2009 yılında AKP tarafından başlatılan ve kısa bir sonra sona erdirilen Kürt açılımı, şimdi de CHP tarafından başlatılmaya çalışılıyor. Önceki açılıma karşı çıkan CHP, bugün Kürt sorununda çözüm için inisiyatif almış durumda.
Erdoğan’la Kılıçdaroğlu, Kürt sorununda çözüm paketi için özel bir görüşme yapacak.
Bizler, Kürt sorununda demokratik çözüm adımları kimden gelirse gelsin, destekleriz.
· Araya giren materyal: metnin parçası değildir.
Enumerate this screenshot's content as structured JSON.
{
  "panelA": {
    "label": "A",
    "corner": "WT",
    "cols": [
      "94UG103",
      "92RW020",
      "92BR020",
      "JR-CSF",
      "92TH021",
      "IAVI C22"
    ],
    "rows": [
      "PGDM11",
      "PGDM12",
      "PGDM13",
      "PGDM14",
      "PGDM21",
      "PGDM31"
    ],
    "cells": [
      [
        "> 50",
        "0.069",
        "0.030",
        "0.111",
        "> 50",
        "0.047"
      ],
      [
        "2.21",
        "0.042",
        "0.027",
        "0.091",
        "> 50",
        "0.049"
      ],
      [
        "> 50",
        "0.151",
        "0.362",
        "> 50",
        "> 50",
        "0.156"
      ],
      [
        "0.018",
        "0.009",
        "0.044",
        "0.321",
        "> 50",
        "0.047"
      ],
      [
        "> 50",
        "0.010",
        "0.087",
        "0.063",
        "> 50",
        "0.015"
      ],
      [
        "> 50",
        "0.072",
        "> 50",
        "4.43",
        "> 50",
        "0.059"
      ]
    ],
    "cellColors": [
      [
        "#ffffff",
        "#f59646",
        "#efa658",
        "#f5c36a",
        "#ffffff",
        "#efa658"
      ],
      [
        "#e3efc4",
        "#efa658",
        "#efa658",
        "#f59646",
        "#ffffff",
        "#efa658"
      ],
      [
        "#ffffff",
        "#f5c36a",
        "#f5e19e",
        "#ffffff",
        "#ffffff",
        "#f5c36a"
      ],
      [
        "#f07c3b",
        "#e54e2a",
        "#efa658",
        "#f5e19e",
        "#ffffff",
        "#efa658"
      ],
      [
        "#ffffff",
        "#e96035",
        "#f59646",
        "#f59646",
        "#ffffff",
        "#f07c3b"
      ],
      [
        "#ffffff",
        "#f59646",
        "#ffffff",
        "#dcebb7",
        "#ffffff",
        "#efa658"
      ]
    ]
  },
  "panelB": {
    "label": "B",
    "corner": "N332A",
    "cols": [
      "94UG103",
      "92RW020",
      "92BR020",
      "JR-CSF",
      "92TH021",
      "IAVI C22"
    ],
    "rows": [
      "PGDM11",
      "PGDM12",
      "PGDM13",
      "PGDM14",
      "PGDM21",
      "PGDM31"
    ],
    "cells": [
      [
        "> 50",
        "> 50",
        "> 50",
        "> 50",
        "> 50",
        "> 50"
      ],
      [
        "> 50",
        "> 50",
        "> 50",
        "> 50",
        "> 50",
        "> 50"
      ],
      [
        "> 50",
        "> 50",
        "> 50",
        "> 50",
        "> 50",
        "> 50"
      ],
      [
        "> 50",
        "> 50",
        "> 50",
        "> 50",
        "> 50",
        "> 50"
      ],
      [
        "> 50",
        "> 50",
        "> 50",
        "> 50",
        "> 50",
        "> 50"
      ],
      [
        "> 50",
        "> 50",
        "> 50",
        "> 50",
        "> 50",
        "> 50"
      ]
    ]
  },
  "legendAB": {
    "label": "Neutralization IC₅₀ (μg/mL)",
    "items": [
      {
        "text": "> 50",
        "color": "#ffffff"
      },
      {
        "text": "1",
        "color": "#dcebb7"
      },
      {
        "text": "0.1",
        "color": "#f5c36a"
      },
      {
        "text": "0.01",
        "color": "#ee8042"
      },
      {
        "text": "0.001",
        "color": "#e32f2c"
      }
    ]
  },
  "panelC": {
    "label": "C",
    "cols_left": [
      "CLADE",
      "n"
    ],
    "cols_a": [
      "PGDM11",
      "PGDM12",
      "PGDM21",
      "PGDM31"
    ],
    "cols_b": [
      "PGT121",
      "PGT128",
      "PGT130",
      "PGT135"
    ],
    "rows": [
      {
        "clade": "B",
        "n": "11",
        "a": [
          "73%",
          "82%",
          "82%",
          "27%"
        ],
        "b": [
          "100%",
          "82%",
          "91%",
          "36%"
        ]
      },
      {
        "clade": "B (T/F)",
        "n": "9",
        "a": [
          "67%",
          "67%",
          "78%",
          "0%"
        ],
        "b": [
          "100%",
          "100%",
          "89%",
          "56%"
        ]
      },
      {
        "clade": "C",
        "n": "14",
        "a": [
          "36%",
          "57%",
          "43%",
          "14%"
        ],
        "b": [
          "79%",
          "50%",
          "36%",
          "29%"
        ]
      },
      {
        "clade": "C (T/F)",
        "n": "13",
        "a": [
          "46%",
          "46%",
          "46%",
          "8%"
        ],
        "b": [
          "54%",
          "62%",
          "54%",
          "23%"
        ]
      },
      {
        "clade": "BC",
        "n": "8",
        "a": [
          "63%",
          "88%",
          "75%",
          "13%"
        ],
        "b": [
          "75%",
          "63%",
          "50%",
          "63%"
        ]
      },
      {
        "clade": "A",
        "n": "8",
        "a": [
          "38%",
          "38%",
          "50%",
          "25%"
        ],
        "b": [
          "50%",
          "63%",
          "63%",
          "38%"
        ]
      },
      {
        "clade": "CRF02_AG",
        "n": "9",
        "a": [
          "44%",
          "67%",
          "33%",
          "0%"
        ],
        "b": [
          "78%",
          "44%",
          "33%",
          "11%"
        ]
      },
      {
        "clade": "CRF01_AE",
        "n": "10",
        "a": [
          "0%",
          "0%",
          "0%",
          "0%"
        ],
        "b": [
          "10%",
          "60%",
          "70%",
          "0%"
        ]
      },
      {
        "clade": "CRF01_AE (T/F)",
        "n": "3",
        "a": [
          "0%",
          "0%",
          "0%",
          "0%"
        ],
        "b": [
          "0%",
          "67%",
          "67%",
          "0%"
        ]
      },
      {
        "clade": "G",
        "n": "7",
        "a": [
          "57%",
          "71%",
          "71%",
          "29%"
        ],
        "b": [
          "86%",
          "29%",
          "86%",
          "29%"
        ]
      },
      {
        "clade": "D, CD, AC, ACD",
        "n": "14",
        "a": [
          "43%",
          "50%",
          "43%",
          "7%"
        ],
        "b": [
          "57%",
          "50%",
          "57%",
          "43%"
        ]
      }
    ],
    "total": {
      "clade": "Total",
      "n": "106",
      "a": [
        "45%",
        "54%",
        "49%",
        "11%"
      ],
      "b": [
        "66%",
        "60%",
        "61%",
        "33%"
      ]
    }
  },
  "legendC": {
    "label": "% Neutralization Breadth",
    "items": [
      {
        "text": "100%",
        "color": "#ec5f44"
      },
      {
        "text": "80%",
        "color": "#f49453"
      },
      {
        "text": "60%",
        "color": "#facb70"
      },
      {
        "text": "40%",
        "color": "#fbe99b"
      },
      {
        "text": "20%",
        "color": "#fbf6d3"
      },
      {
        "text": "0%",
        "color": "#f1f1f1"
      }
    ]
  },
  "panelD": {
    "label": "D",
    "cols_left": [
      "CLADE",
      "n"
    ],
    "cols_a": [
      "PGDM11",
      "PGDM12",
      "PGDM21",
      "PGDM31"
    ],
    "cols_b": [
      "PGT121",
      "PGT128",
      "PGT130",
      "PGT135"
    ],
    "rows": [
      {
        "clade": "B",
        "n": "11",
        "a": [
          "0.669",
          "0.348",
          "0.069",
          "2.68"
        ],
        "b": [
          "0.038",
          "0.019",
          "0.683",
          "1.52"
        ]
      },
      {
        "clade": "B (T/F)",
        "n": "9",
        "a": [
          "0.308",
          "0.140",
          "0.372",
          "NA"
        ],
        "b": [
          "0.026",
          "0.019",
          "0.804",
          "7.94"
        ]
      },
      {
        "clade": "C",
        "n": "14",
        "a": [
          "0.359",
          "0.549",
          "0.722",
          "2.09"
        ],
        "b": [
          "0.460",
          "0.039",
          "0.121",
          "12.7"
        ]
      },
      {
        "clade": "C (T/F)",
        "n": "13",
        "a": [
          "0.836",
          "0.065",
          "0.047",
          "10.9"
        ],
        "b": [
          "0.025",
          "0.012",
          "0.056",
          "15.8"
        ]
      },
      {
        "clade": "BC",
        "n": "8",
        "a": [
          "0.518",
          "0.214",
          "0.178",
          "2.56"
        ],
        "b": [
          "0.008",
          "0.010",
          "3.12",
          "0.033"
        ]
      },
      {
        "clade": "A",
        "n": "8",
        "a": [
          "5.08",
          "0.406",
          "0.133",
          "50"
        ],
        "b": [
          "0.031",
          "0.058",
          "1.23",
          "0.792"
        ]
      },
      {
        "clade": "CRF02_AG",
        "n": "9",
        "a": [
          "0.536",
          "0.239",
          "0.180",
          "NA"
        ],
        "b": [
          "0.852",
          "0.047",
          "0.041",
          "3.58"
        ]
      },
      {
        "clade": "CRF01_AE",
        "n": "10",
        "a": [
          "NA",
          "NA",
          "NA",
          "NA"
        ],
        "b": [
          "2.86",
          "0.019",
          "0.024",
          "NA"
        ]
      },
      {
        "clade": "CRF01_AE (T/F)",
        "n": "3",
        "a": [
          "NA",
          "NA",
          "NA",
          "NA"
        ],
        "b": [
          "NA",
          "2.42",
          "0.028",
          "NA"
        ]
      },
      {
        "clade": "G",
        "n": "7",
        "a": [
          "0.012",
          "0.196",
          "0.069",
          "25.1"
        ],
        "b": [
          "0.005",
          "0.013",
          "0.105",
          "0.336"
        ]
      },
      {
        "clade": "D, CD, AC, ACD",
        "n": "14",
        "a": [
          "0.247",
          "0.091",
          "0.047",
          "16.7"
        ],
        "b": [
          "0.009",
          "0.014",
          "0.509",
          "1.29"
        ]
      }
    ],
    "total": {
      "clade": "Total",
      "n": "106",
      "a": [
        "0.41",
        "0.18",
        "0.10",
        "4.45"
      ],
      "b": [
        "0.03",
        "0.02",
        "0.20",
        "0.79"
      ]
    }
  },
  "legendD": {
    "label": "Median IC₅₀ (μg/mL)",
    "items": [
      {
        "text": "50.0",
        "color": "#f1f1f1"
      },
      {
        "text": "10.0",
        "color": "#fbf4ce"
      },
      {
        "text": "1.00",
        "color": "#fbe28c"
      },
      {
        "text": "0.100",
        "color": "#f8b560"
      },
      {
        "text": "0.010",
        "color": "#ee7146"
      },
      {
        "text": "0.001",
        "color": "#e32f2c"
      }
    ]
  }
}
Akan kanın durması yönündeki her girişim çok anlamlıdır. Diyalog, müzakere ve çözüm yönünde iradenin ortaya açıkça konması da çok önemlidir.
Ama, Tayyip Erdoğan ve Kılıçdaroğlu’nun Kürt sorununun çözümü için yapacağı görüşmede bir terslik var!
Bu görüşmede sorunun muhatabı yok. Yani, Kürt halkının meclise yolladığı temsilcileri yok. Temsilciler muhatap alınmıyor. Kürt halkının temsilcileriyle görüşülmüyor.
MHP, Kürt sorununun çözümü yönündeki her adıma temelden karşı çıkıyor ve imha siyasetlerini savunuyor.
Eğer diğer iki parti, hükümet ve ana muhalefet partileri çözüm konusunda adım atmak istiyorlarsa, öncelikle BDP’yi muhatap olarak kabul etmek zorundadır.
Onurlu bir barış süreci gerçekleşmeden Kürt halkının hakları, ulusal varlığı her düzeyde tanınmadan, Kürt halkının temsilcileri olarak gördüğü siyasi figürler muhatap alınmadan, hiçbir çözüm paketi, çözüme katkı yapmayacaktır.
Barış, savaşan güçler arasında yapılır.
Çözüm, sorunun muhatapları arasında gerçekleşebilir.
BDP milletvekillerine fezlekeler hazırlanırken, KCK tutuklamaları devam ederken, AKP-CHP görüşmesi barışa da çözüme de katkı sağlamaz.
Çözümün odağı, BDP’dir, çözümün yolu ise Kürt siyasi hareketinin tüm düzeylerde muhatap alınmasıdır.